Reencontrar “Absolute Beginers” não revela apenas a memória das canções. Há ali uma face política que convém não ignorar.

Originalmente estreado em 1986, e agora disponível em Blu-Ray, “Absolute Beginers”, realizado por Julien Temple, junta ecos pop e jazzy do Soho dos anos 50 a uma trama que nota o crescimento de um nacionalismo xenófobo na Londres de então. Texto: Nuno Galopim

Depois de algumas produções que levaram a ópera rock dos palcos para os ecrãs de cinema e de dois casos de sucesso com John Travolta como protagonista – Febre de Sábado à Noite e Grease – o filme musical viveu uma relativa travessia do deserto na primeira metade da década de 80. E em parte podemos justificar a dieta de acontecimentos com o surgimento dos telediscos como uma ferramenta de comunicação para a indústria da música e o consequente desvio de prioridades do grande para o pequeno ecrã na hora de pensar novas imagens para novas músicas. Mas tal como a televisão não havia derrotado o cinema em décadas anteriores, também aqui o grande ecrã acabaria por respirar fundo e sugerir episódios de reencontro não só com as plateias mas com os próprios investidores, capazes de financiar projetos capazes de ultrapassar os patamares de surpresa que telediscos como os que acompanharam Thriller de Michael Jackson (assinado por John Landis) ou The Wild Boys dos Duran Duran (este de Russel Mulcahy) entretanto haviam alcançado, ambos nascidos de evidentes orçamentos nada meigos. Curiosamente coube a David Bowie surgir em dois dos musicais pop dos anos 80. Num deles assinou várias canções e assumiu um papel de maior destaque no elenco, partilhando então a aventura fantástica de Labirinto sobretudo com bonecos criados por Frank Oz. Nesse mesmo ano (o de 1986) vimo-lo num papel menos destacado, mas com uma presença não menos evidente, em Absolute Beginers (estreado entre nós como Absolutamente Principiantes), filme que chamou à cadeira da realização um nome que então era já um aclamado autor de… telediscos. Sinais dos tempos, portanto.

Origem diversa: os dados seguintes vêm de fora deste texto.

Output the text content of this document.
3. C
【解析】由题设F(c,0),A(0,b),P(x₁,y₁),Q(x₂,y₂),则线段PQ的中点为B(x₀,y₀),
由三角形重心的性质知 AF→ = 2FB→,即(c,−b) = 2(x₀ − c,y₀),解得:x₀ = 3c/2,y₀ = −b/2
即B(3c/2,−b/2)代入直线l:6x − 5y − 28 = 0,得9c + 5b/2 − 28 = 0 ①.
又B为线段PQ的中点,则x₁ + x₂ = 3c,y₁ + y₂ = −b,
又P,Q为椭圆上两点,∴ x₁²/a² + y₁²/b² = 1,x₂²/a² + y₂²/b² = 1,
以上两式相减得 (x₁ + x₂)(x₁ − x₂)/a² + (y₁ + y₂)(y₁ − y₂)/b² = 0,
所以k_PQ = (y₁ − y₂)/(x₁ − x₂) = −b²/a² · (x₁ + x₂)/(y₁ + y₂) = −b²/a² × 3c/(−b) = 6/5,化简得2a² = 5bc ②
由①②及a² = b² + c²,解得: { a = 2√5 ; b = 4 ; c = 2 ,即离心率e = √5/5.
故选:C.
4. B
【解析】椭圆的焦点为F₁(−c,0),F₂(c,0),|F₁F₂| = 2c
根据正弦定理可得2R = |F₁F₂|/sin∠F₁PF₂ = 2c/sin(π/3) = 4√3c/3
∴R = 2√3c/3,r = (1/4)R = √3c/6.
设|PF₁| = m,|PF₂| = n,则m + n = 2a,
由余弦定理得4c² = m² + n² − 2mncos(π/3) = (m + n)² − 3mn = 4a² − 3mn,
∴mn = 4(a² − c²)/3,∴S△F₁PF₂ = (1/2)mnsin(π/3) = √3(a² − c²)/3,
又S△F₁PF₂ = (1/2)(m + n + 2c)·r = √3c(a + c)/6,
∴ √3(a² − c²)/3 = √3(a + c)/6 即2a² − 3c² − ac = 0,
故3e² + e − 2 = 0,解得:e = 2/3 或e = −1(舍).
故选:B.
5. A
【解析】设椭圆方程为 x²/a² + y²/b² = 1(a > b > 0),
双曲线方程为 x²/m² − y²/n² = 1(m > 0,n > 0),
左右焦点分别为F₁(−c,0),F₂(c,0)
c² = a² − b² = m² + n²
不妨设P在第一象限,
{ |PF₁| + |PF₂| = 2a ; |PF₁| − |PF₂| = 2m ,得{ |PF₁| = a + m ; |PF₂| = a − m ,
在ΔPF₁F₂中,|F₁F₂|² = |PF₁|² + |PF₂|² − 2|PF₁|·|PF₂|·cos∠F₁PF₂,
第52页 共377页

O ponto de partida foi um livro. Tem por título precisamente Absolute Beginers e é o segundo volume de uma trilogia londrina que Colin MacInnes publicou entre 1958 e 1960. A ação decorre na Londres dos anos 50, com focos ora apontados à cor e festa de diversidade que habitava o Soho, ora a um bairro periférico sobretudo habitado por emigrantes e que atrai tanto a ganância de investidores do imobiliário como de nacionalistas xenófobos que rapidamente transformam o ódio das palavras em violência real. Com ressonâncias, portanto, com os tempos que vivemos, Absolute Beginers é filme a (re)descobrir até porque, talvez por de não ter alcançado os objetivos de bilheteira, acabou quase esquecido com o passar do tempo, na verdade raramente sendo lembrado para além da canção-título, que representou um dos maiores êxitos de Bowie nos anos 80.

Mas não foi só na bilheteira que Absolute Beginers ficou aquém do que poderia ter acontecido. Houve conflitos entre a produção e o realizador. E a crítica, convenhamos, não ajudou… Felizmente o tempo ajuda a sarar alguns problemas… E reencontrar Absolute Beginers quase 35 anos depois está longe de ser uma má experiência. E porquê? É que mesmo não sendo este um candidato a figurar numa lista de filmes musicais mais marcantes, não deixa de conter elementos e momentos que justificam que não o deixemos esquecido na memória do tempo. Em primeiro lugar a cenografia e a direção de fotografia, que fazem sobretudo das sequências de exteriores no Soho (todas elas filmadas em estúdio) um festim de formas luz e cor como, e apesar dos orçamentos milionários, nenhum teledisco de então o poderia ter feito. Já a sequência que recria uma casa entre cujas divisões caminhamos sob um olhar exterior em jeito de casa de bonecas (como o faria depois Wes Anderson), é puro deleite de fantasia ao estilo “clássico” do teatro musical. Depois o elenco, onde se destacam não só uma jovem Patsy Kensit (a viver os seus momentos de fama), mas também Ray Davis ou David Bowie, que veste a pele de um investidor sem escrúpulos (e que nos dá ao som de That’s Motivation uma das sequências mais “clássicas” de todo o filme). E depois a música, numa banda sonora que envolve (nas imagens), Bowie e Sade, mas junta ainda Style Council e outros mimos a uma seleção no mínimo brilhante… A isto podemos juntar ainda o contexto político e social que a trama atravessa (e que sobre ela chega a agir), mostrando assim o filme ser potencialmente mais interventivo do que muitas das criações em que o cinema dos anos 50 ou 60 chamou estrelas pop/rock para os seus filmes.